By the end of the day, a draft resolution had been laid on the secretary general's desk.
"It reads very well. How can they veto it? It is purely humanitarian. Once my blue helmets bring food in, who would be in a hurry to usher them out again?"
"Only base ingrates, my General."
"Or Serbs," Anwar Anwar-Sadat said, shuddering.
THAT NIGHT Anwar Anwar-Sadat returned to his luxury apartments well after midnight, bleary of eye but buoyant of heart. It was a fortunate turn of events, this Mexican earthquake. It was as if a door of opportunity had opened in the earth's crust.
Switching on the light, he saw a man seated in the overstuffed chair beside his sphinx-filled bookcase.
"Who are you?" he demanded of the seated figure.
The man stood up. He was a tower of black, from the knit balaclava that muffled his head down to his shiny combat boots. His black nightsuit was festooned with popcorn pockets and black leather holsters bristling with implements of violence.
"Enter the Extinguisher."
"Oh, yes, yes. Of course. Very good to meet you. But I have not time for you now. I have had a very trying day."
"Anin is dead. You can thank the Extinguisher for that."
"Yes, yes, excellent. He was a big thorn in my side."
"The Extinguisher makes a speciality of pulling out thorns. Just name one and he'll by waxed and b
ooby-trapped inside of forty-eight hours. Guaranteed or your money back."
Anwar Anwar-Sadat hesitated. "What do you wish in return?"
"Sanctioning."
"You want me to sanction you? As I sanction Iraq or Libya?"
"No, the Extinguisher wants sanctioning. He needs an operational franchise. Free-lance isn't his style. He has skills. They're on the market, but he doesn't want to work for just anybody. He wants to work for the UN."
"Why must you work for the United Nations?"
"The Extinguisher doesn't work for despots or tyrants. He stands for justice. His holy war must continue. But the Extinguisher has to eat like an ordinary mortal, too. We're talking salary here. I was thinking in the mid-five-figure range."
"I cannot pay you a salary to liquidate for the UN. There would be a paper trail."
"We can work something out."
"Also I have no proof you slew Anin. Can you prove this?"
"There are fourteen Hydra-Shok rounds in him. You can check it out."
"I will. But it is not proof. By now the autopsy has been performed."
"The rounds have skull noses. It's the Extinguisher's trademark."
"Yes.

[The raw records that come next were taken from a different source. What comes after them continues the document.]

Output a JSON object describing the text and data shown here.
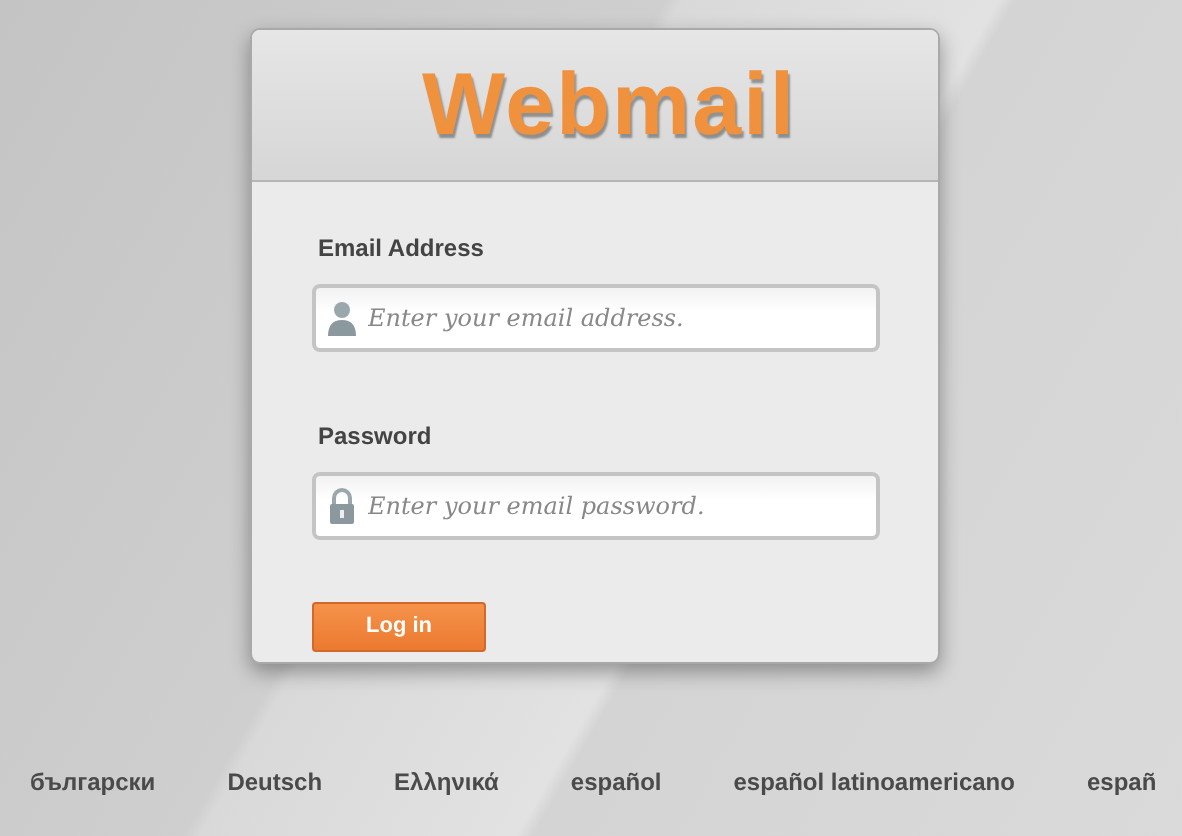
{
  "logo": "Webmail",
  "fields": [
    {
      "label": "Email Address",
      "kind": "user",
      "placeholder": "Enter your email address."
    },
    {
      "label": "Password",
      "kind": "lock",
      "placeholder": "Enter your email password."
    }
  ],
  "button": "Log in",
  "languages": [
    "български",
    "Deutsch",
    "Ελληνικά",
    "español",
    "español latinoamericano",
    "españ"
  ]
}
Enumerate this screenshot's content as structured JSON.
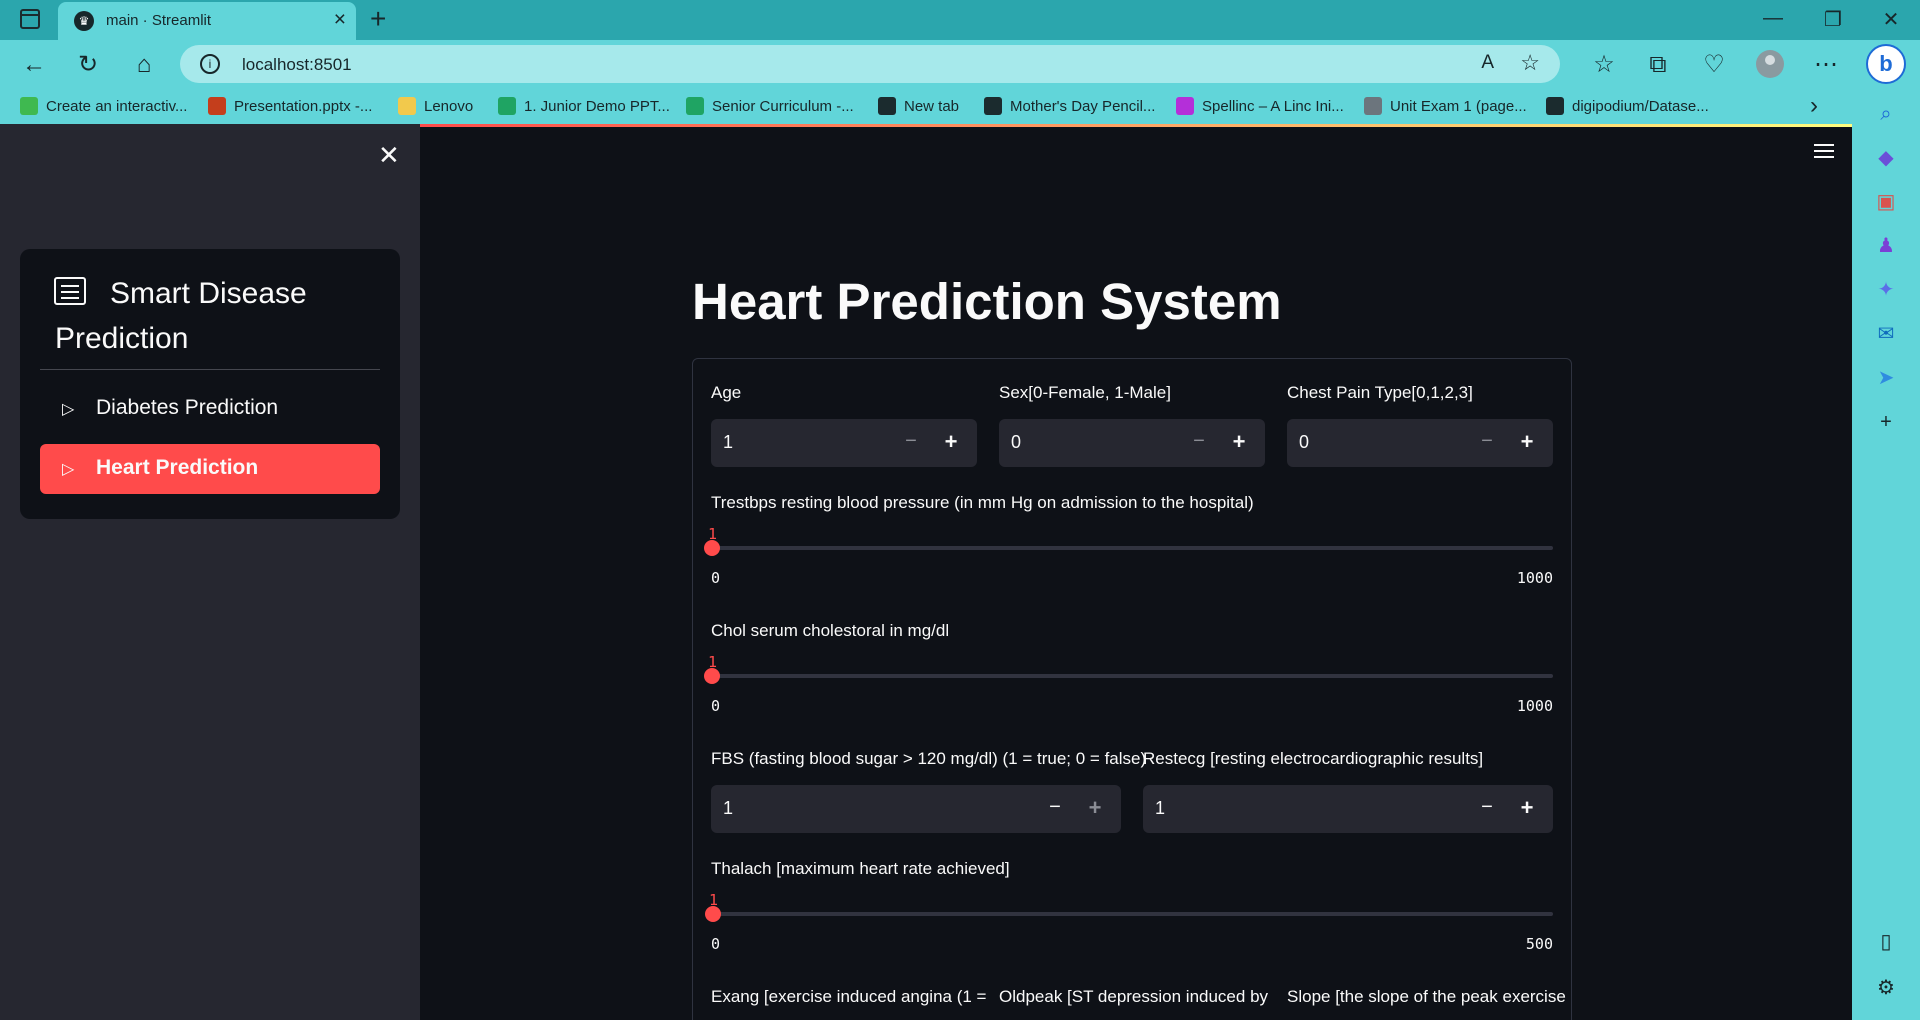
{
  "browser": {
    "tab_title": "main · Streamlit",
    "tab_favicon": "streamlit-crown-icon",
    "url": "localhost:8501",
    "bookmarks": [
      {
        "label": "Create an interactiv...",
        "color": "#3fb950"
      },
      {
        "label": "Presentation.pptx -...",
        "color": "#c43e1c"
      },
      {
        "label": "Lenovo",
        "color": "#f2c94c"
      },
      {
        "label": "1. Junior Demo PPT...",
        "color": "#1fa463"
      },
      {
        "label": "Senior Curriculum -...",
        "color": "#1fa463"
      },
      {
        "label": "New tab",
        "color": "#1b2b2e"
      },
      {
        "label": "Mother's Day Pencil...",
        "color": "#1b2b2e"
      },
      {
        "label": "Spellinc – A Linc Ini...",
        "color": "#b42fd9"
      },
      {
        "label": "Unit Exam 1 (page...",
        "color": "#6c757d"
      },
      {
        "label": "digipodium/Datase...",
        "color": "#1b2b2e"
      }
    ]
  },
  "sidebar": {
    "menu_title": "Smart Disease Prediction",
    "items": [
      {
        "label": "Diabetes Prediction",
        "active": false
      },
      {
        "label": "Heart Prediction",
        "active": true
      }
    ]
  },
  "main": {
    "title": "Heart Prediction System",
    "fields": {
      "age": {
        "label": "Age",
        "value": "1"
      },
      "sex": {
        "label": "Sex[0-Female, 1-Male]",
        "value": "0"
      },
      "cp": {
        "label": "Chest Pain Type[0,1,2,3]",
        "value": "0"
      },
      "trestbps": {
        "label": "Trestbps resting blood pressure (in mm Hg on admission to the hospital)",
        "value": 1,
        "min": 0,
        "max": 1000,
        "value_text": "1",
        "min_text": "0",
        "max_text": "1000"
      },
      "chol": {
        "label": "Chol serum cholestoral in mg/dl",
        "value": 1,
        "min": 0,
        "max": 1000,
        "value_text": "1",
        "min_text": "0",
        "max_text": "1000"
      },
      "fbs": {
        "label": "FBS (fasting blood sugar > 120 mg/dl) (1 = true; 0 = false)",
        "value": "1"
      },
      "restecg": {
        "label": "Restecg [resting electrocardiographic results]",
        "value": "1"
      },
      "thalach": {
        "label": "Thalach [maximum heart rate achieved]",
        "value": 1,
        "min": 0,
        "max": 500,
        "value_text": "1",
        "min_text": "0",
        "max_text": "500"
      },
      "exang": {
        "label": "Exang [exercise induced angina (1 ="
      },
      "oldpeak": {
        "label": "Oldpeak [ST depression induced by"
      },
      "slope": {
        "label": "Slope [the slope of the peak exercise"
      }
    }
  },
  "colors": {
    "accent": "#ff4b4b",
    "background": "#0e1117",
    "sidebar": "#262730",
    "browser_chrome": "#61d5d9"
  }
}
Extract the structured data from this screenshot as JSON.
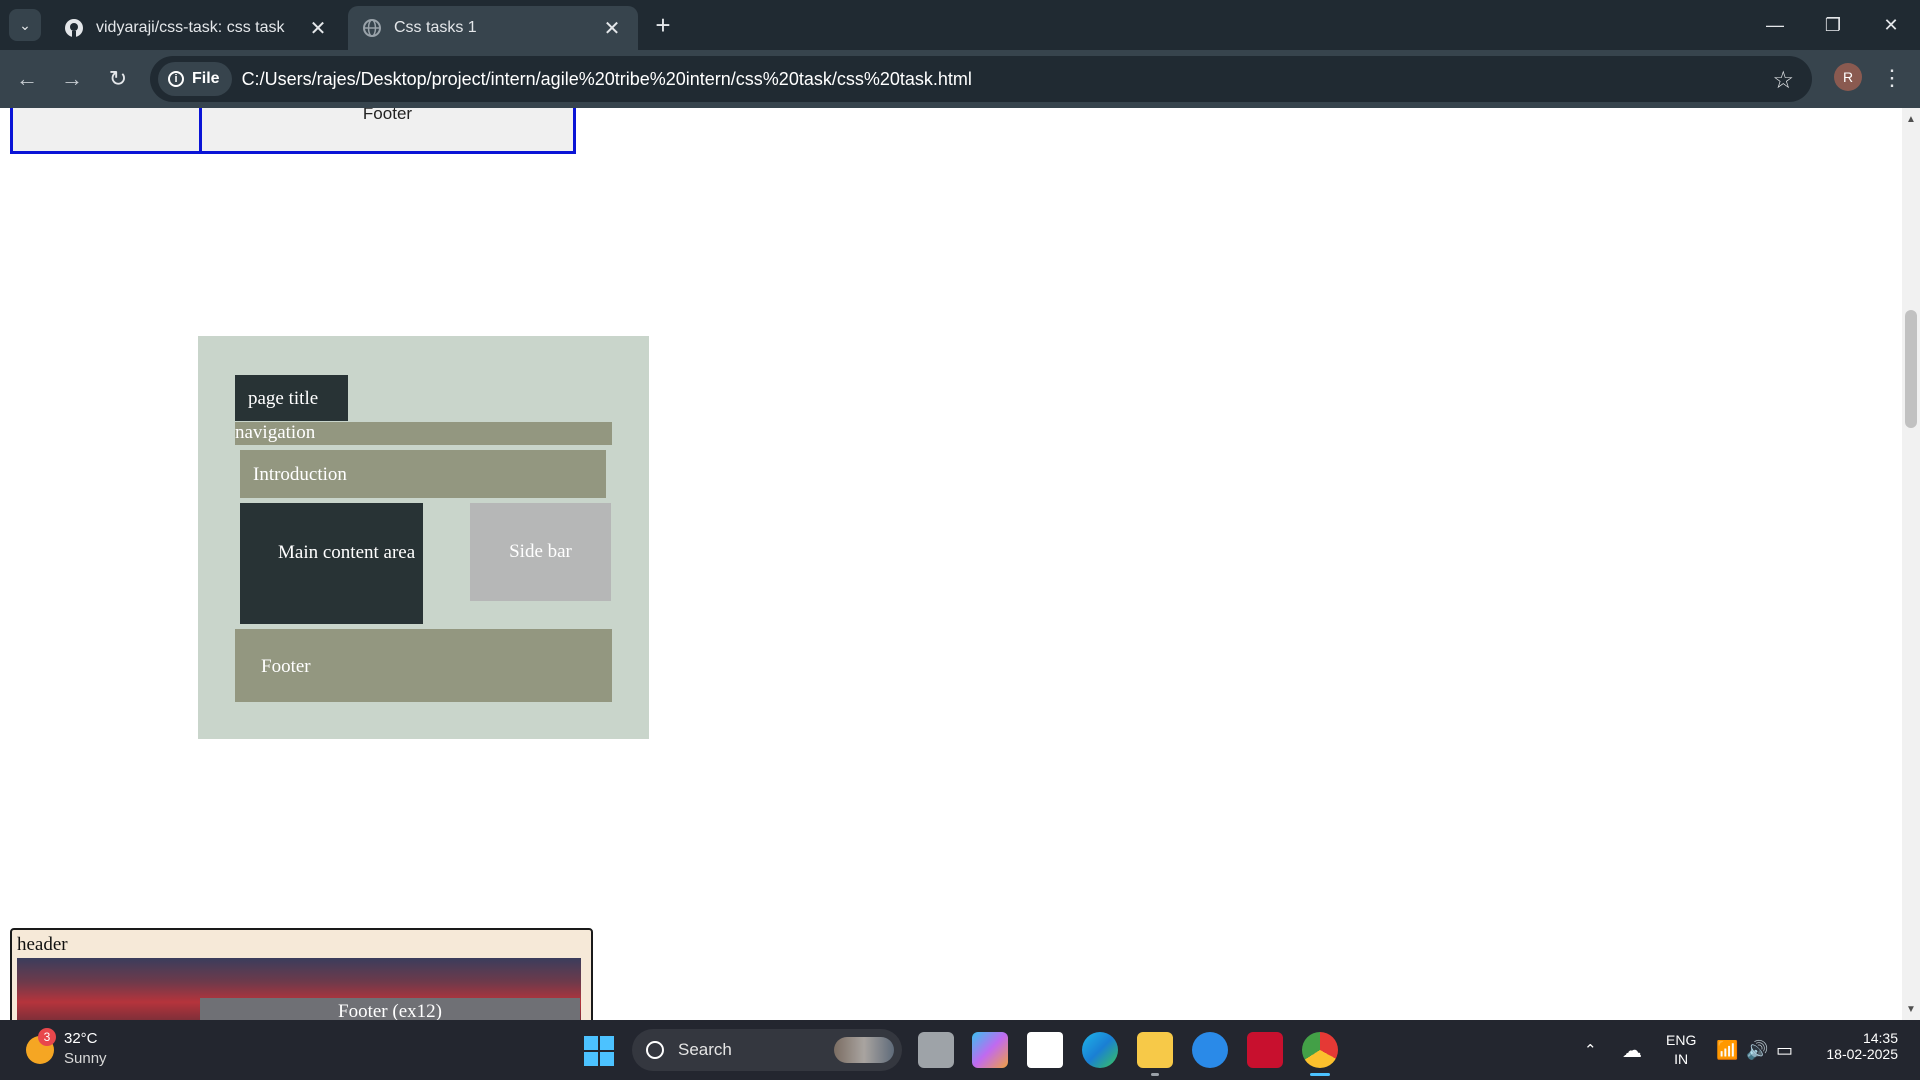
{
  "browser": {
    "tabs": [
      {
        "title": "vidyaraji/css-task: css task",
        "icon": "github-icon",
        "active": false
      },
      {
        "title": "Css tasks 1",
        "icon": "globe-icon",
        "active": true
      }
    ],
    "site_chip": "File",
    "url": "C:/Users/rajes/Desktop/project/intern/agile%20tribe%20intern/css%20task/css%20task.html",
    "profile_initial": "R"
  },
  "page": {
    "top_table": {
      "footer_cell": "Footer"
    },
    "grid_demo": {
      "page_title": "page title",
      "navigation": "navigation",
      "introduction": "Introduction",
      "main_content": "Main content area",
      "sidebar": "Side bar",
      "footer": "Footer"
    },
    "bottom_card": {
      "header": "header",
      "footer": "Footer (ex12)"
    }
  },
  "taskbar": {
    "weather": {
      "temp": "32°C",
      "desc": "Sunny",
      "badge": "3"
    },
    "search_label": "Search",
    "tray": {
      "lang_top": "ENG",
      "lang_bottom": "IN"
    },
    "clock": {
      "time": "14:35",
      "date": "18-02-2025"
    }
  },
  "colors": {
    "tabbar": "#202a32",
    "toolbar": "#37444d",
    "table_border": "#0a14d6",
    "grid_bg": "#c9d5cb",
    "dark_block": "#283335",
    "olive_block": "#939780",
    "sidebar_block": "#b6b7b7"
  }
}
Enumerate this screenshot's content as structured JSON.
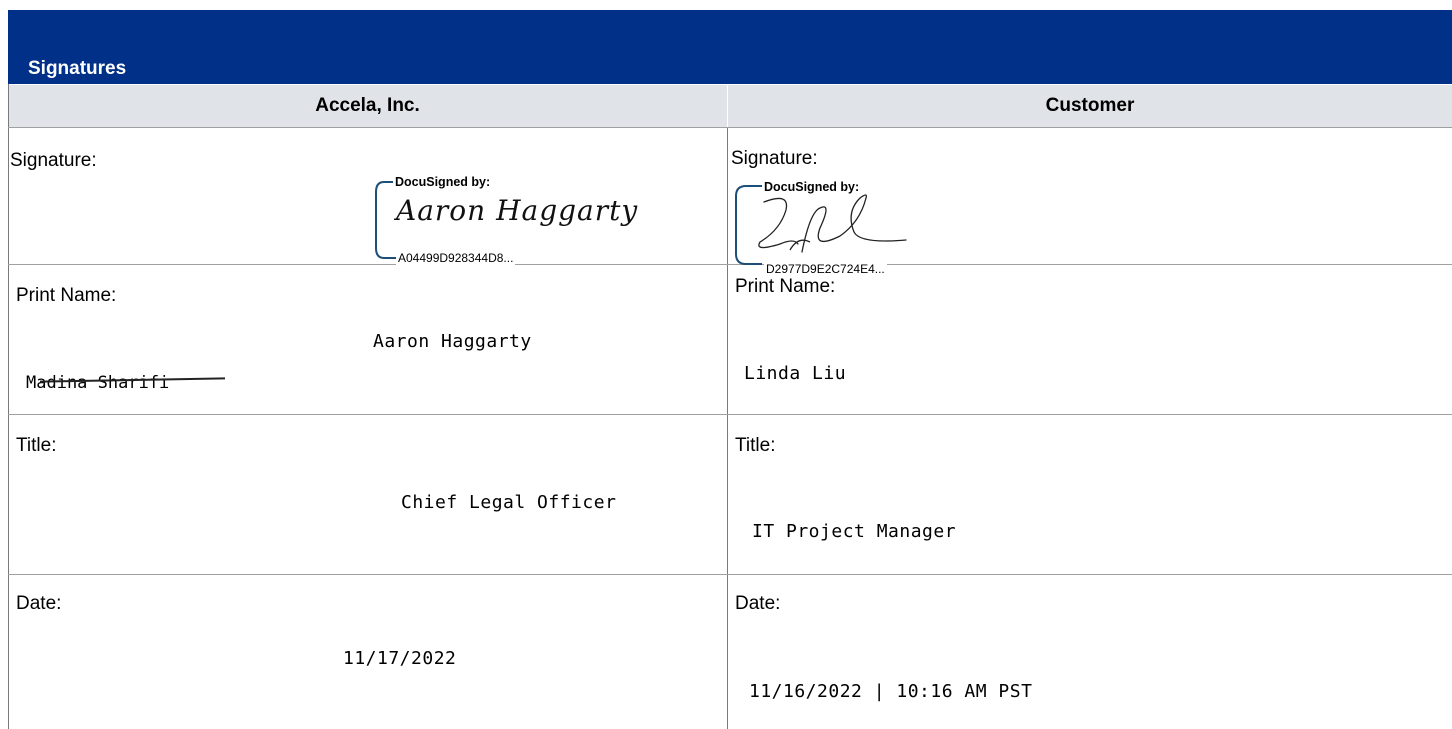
{
  "section": {
    "title": "Signatures"
  },
  "columns": {
    "left": "Accela, Inc.",
    "right": "Customer"
  },
  "labels": {
    "signature": "Signature:",
    "print_name": "Print Name:",
    "title": "Title:",
    "date": "Date:"
  },
  "docusign": {
    "signed_by": "DocuSigned by:"
  },
  "accela": {
    "signature_script": "Aaron Haggarty",
    "envelope_id": "A04499D928344D8...",
    "print_name": "Aaron Haggarty",
    "handwritten_name": "Madina Sharifi",
    "title": "Chief Legal Officer",
    "date": "11/17/2022"
  },
  "customer": {
    "envelope_id": "D2977D9E2C724E4...",
    "print_name": "Linda Liu",
    "title": "IT Project Manager",
    "date": "11/16/2022 | 10:16 AM PST"
  },
  "colors": {
    "header_blue": "#003087",
    "column_header_gray": "#e0e3e7",
    "docusign_border": "#1f4e79"
  }
}
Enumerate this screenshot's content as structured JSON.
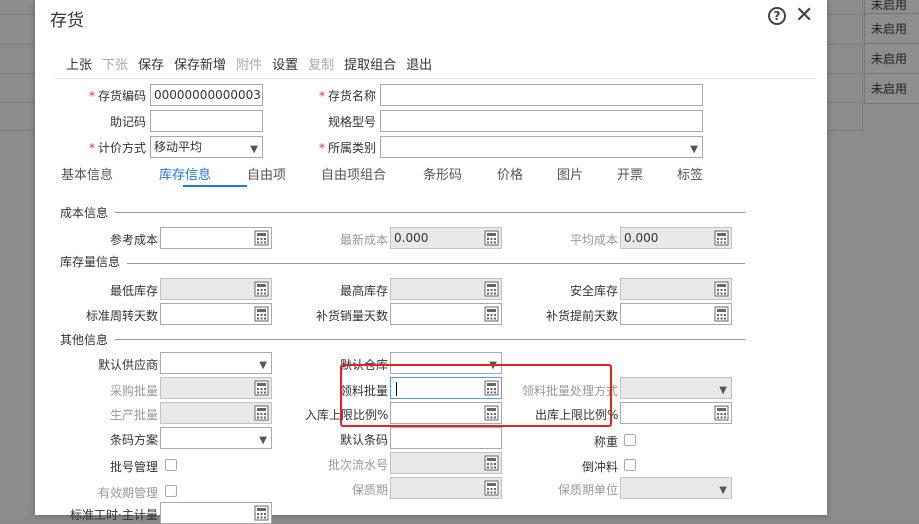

Yes. Like the Ghost Who Walks?"
"Who?"
"The Phantom? A very famous figure of justice."
"Look, I'm not kidding here. I-I mean the Extinguisher-wants to work for the UN. With my skills and reputation, we can clean out the international drug lords, the would-be Hiders and the petty tyrants before they can get started."
Anwar-Sadat shook his head violently. "I cannot sanction any of this, interesting as it may sound."
"How about another dry run?"
"What do you mean by dry run?"
"Name a bad guy. He's gotta be evil. I'll take him out."
"For dinner?"
"No. That means extinguish him."
"I cannot instruct you to assassinate anybody, although there are many obstacles to my new world order."
"Name one."
"There is an insurgency in Mexico."
"Sure. Subcomandante Verapaz. He's welded the Maya peasants into a paramilitary force, and they're all in revolt."
"He is a thorn, for he has taken up arms against the new world order. Not that I would ask you to terminate him, you understand."
The man in the balaclava winked broadly. "Understood."
"Nor do I promise payment should he meet an unseemly end."
"The Extinguisher assures you he's as good as buzzard bait."